Nous prévoyons une forte demande pour les fabricants de composants qui s’adressent aux véhicules électriques, où nous voyons un potentiel de forte croissance des bénéfices. Notamment, nos titres « verts » se négocient à un escompte de 49 % par rapport à leur moyenne sur trois ans10, ce qui souligne le fort potentiel d’investissement.
Risques dans l’immobilier
En outre, les préoccupations des investisseurs se concentrent sur les risques liés à la dette dans le secteur immobilier, qui représente environ un quart de l’activité économique de la Chine.11
Les promoteurs endettés ont eu du mal à mener à bien leurs projets alors qu’ils s’adaptaient aux nouvelles réalités réglementaires. Les défauts de paiement de sociétés de premier plan telles qu’Evergrande et les problèmes de Country Garden, qui jusqu’à récemment était considéré comme un développeur de haute qualité, ont ébranlé la confiance du marché.
Le ralentissement du secteur a ébranlé la confiance des marchés boursiers. Pourtant, l’immobilier ne représente que 1,8 % de l’indice MSCI China A11 et 2,6 % de l’indice MSCI All China.13
Nous pouvons nous attendre à davantage de défauts de paiement et de restructurations à mesure que l’assainissement et la consolidation du secteur suivront leur cours. Mais nous prévoyons également d’autres politiques pour nous assurer que cela ne devienne pas le « moment Lehman Brothers » de la Chine.
Rappelons que le secteur bancaire public reste un puissant levier que les autorités peuvent utiliser pour lutter contre les risques émanant du secteur immobilier et se propageant dans le système financier.
Démasquer l’opportunité
La sous-évaluation des objectifs politiques à long terme de la Chine contribue à un faux récit et crée une spirale négative auto-entretenue en termes de confiance du marché.
Les autorités pourraient soutenir la croissance maintenant, mais cela pourrait créer des risques susceptibles d’être coûteux pour la croissance ultérieurement, sous la forme d’une crise financière ou immobilière conduisant à une récession et à un ralentissement prolongé de l’économie. Nous pensons qu’il vaut mieux serrer les dents maintenant. La réduction des risques immobiliers a maintenant un coût en termes de croissance plus lente, mais évite probablement un prix plus élevé plus tard.

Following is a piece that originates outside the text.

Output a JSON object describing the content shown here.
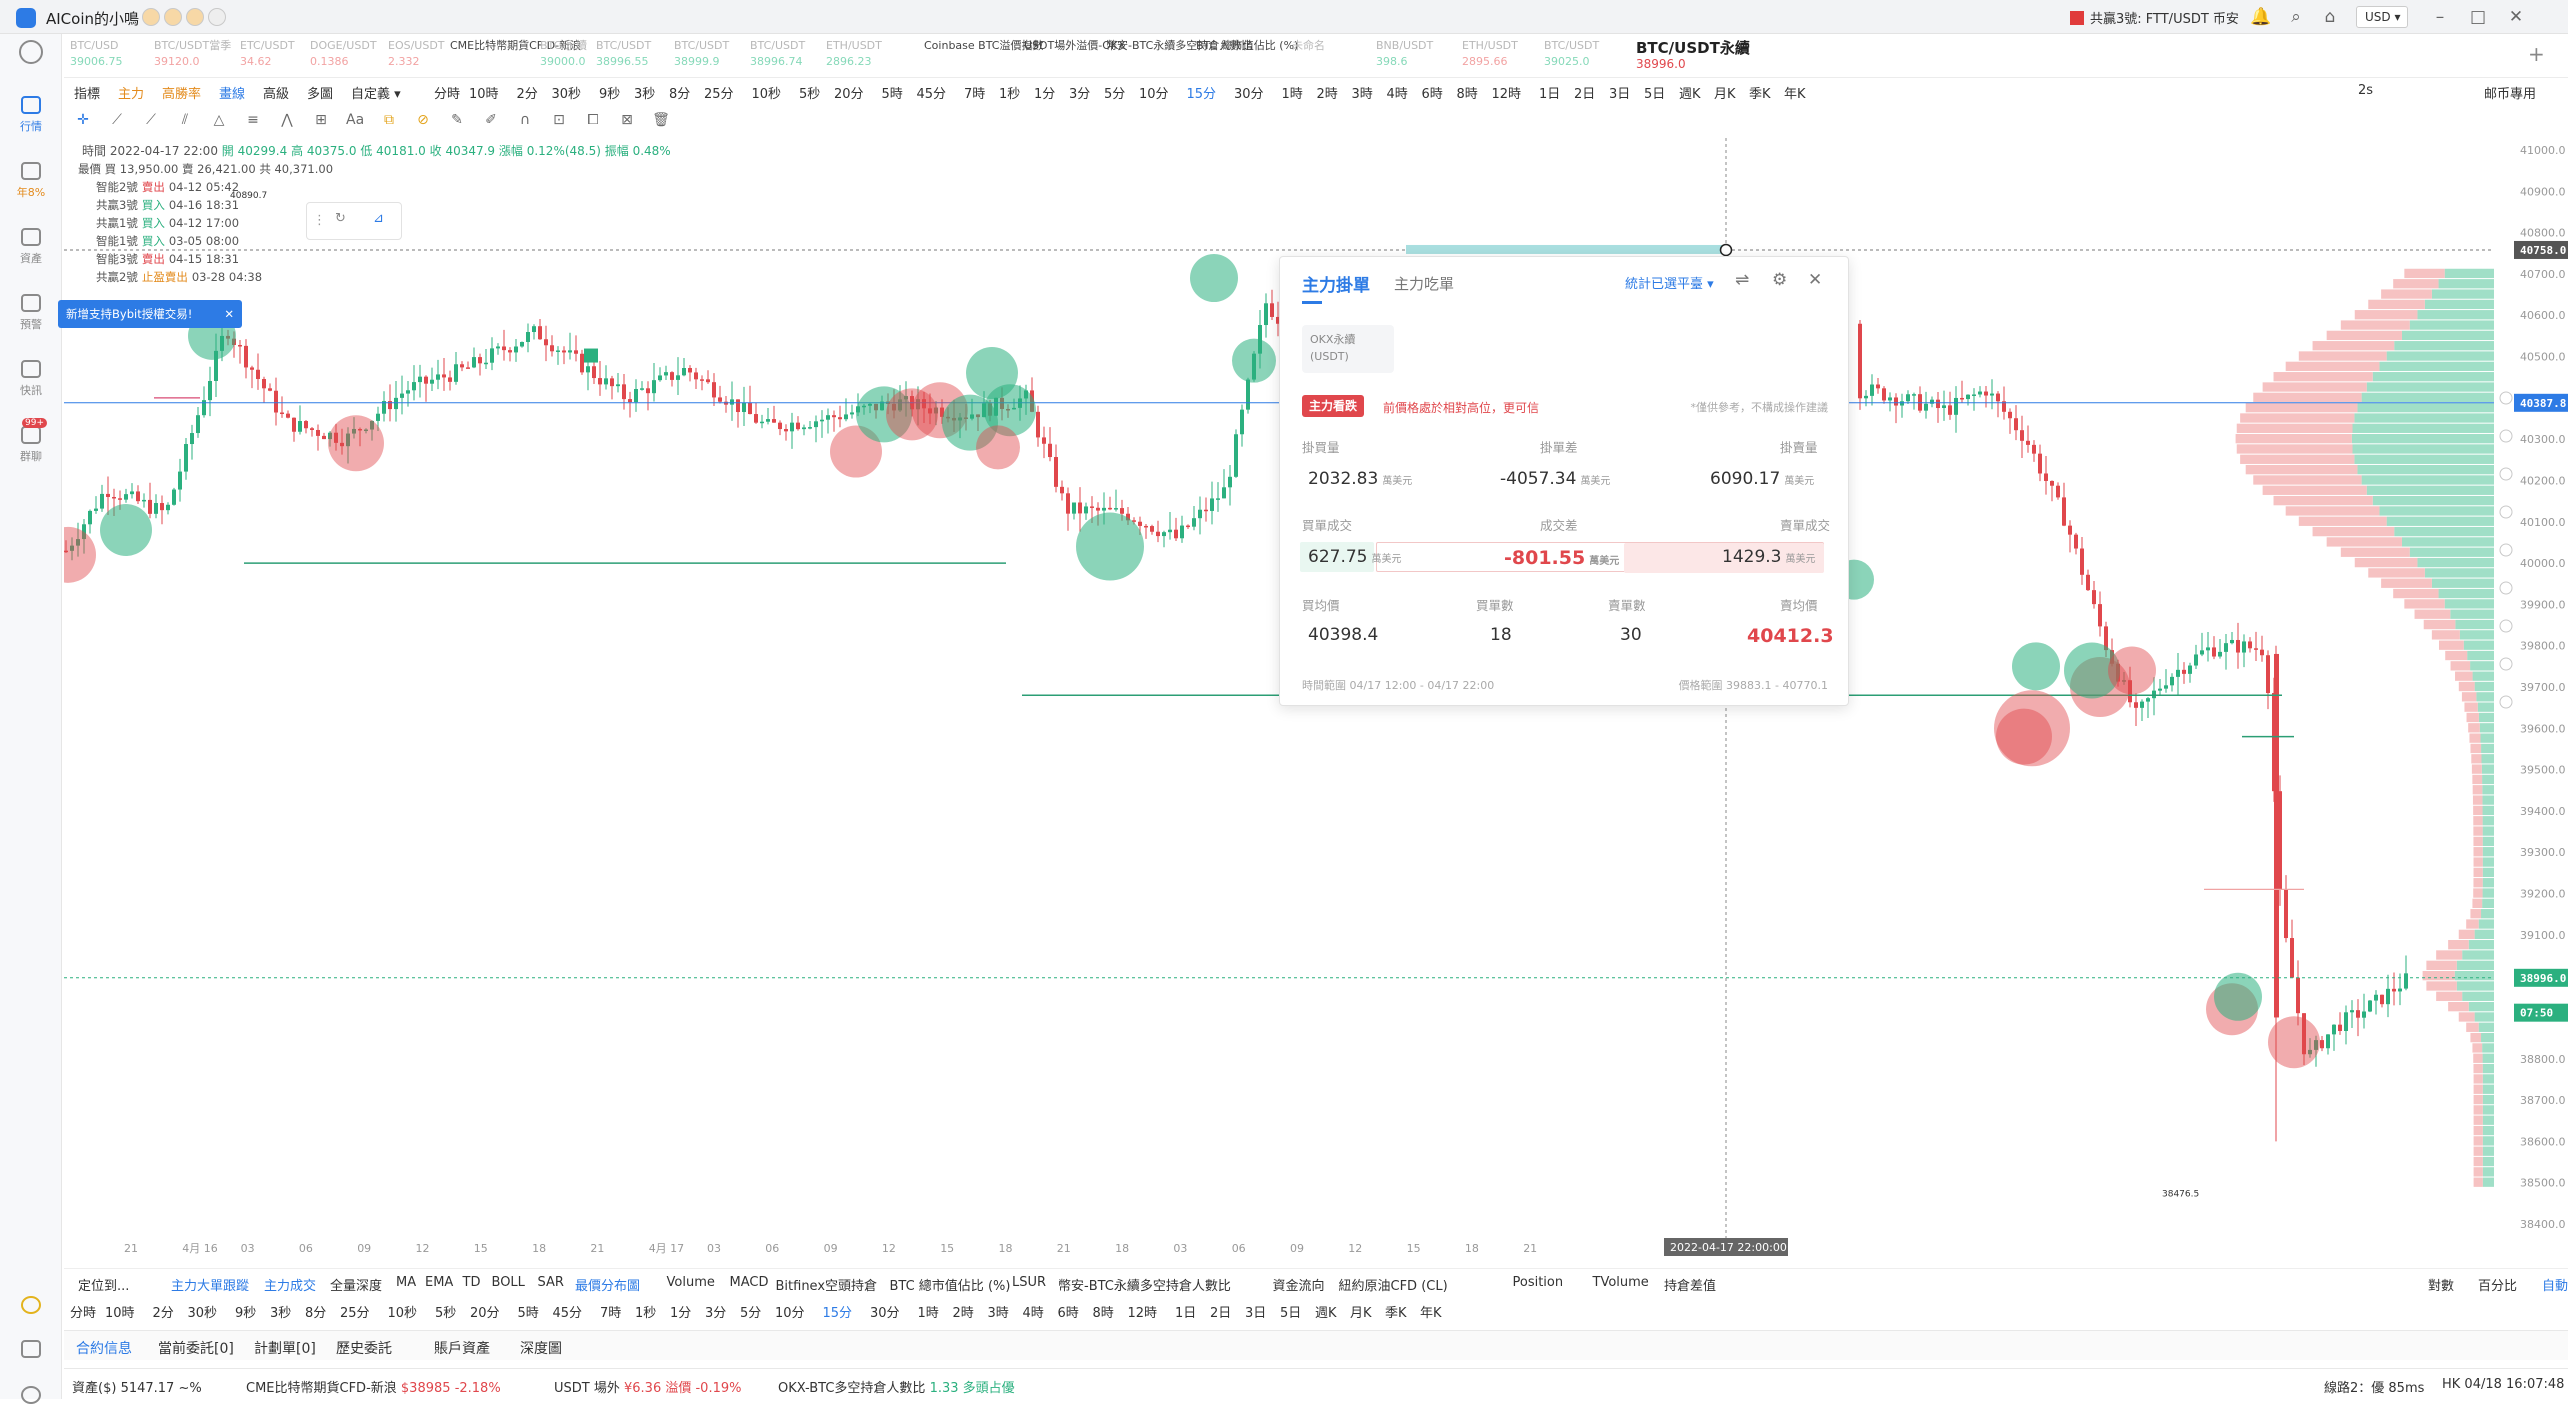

Les effets cumulatifs des mesures de relance à petite échelle, de la réduction des inventaires et des rachats d’actions peuvent, selon nous, contribuer à soutenir la croissance et à rétablir la confiance des marchés au second semestre de cette année.
Ce que nous pouvons dire avec confiance, c’est que le marché boursier chinois est bon marché par rapport à l’historique, par rapport aux États-Unis et par rapport aux autres marchés émergents. Des noms de qualité ont été très malmenés. Mais si la reprise du marché reprend comme prévu, les investisseurs reviendront rapidement aux fondamentaux.
Cela représente la meilleure opportunité depuis une génération d’investir dans des actions A de qualité avec de bonnes perspectives de bénéfices. Il faut seulement que les investisseurs voient au-delà du récit trop négatif d’aujourd’hui.